Bundeskanzler Alexander Schallenberg will trotz des Anschlags keine Spaltung der Gesellschaft zulassen.
FLORIAN WIESER / APA / picturedesk.com

Am Allerseelen-Dienstag jährt sich der Wiener Terroranschlag zum ersten Mal. Der 20-jährige Attentäter töte vier Menschen, die den letzten, lauen Tag vor dem Lockdown genossen. Über 20 weitere wurden teils schwer verletzt, nach neun Minuten wurde der Terrorist selbst erschossen.

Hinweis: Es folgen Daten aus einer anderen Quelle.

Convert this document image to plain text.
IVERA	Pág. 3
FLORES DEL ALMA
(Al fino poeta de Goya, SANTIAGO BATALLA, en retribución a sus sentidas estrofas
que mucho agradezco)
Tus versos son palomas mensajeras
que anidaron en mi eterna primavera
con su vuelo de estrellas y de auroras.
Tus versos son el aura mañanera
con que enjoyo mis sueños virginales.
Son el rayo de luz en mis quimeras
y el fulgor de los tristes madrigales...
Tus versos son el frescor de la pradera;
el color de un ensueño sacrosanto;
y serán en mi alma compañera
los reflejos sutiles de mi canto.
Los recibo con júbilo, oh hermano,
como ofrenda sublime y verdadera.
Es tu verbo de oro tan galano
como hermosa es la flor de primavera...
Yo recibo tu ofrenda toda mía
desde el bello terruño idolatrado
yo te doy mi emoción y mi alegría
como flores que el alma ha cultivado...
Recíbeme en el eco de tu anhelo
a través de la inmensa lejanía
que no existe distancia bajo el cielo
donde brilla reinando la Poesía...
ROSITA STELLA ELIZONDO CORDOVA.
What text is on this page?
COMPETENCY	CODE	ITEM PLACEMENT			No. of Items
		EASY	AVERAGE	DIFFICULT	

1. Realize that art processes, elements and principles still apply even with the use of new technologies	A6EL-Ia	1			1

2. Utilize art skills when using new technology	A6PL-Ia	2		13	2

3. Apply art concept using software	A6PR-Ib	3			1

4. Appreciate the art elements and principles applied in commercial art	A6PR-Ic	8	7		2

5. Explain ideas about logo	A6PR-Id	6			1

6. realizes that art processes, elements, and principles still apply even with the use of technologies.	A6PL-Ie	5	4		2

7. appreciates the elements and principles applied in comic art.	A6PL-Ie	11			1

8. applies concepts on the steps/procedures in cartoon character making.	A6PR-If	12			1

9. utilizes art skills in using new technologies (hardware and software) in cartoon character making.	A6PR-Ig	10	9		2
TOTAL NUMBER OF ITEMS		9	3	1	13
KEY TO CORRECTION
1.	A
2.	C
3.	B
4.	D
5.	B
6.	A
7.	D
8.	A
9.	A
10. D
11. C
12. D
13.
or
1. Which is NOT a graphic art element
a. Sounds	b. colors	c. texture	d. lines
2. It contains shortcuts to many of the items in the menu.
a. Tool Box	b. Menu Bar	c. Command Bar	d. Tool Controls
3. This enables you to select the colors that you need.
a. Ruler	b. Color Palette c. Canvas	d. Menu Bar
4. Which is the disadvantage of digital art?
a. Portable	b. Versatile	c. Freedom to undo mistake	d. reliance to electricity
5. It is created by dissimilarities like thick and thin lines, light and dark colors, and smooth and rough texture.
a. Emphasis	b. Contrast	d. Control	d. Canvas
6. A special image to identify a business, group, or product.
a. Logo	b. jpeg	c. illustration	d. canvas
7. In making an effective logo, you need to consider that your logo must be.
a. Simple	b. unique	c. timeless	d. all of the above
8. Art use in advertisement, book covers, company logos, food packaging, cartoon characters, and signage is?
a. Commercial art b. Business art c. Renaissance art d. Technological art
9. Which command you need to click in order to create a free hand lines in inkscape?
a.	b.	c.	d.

An den Behörden gab es unmittelbar danach heftige Kritik. Während die ÖVP die Schuld der grünen Justizministerin zuwiesen, kamen später immer mehr Verfehlungen des Verfassungsschutzes ans Licht. Der heutige Jahrestag soll aber ganz im Gedenken der Opfer und ihrer Angehörigen stehen.

Zahlreiche Gedenk-Events

Aus diesem Anlass finden zahlreiche Gedenkveranstaltungen in der Stadt statt. Am späten Nachmittag steht eine Gedenkveranstaltung mit Bundespräsident Alexander Van der Bellen, Bundeskanzler Alexander Schallenberg (ÖVP) und weiteren Vertretern der Bundesregierung, Nationalratspräsident Wolfgang Sobotka (ÖVP) und Kardinal Christoph Schönborn in der Ruprechtskirche auf dem Plan.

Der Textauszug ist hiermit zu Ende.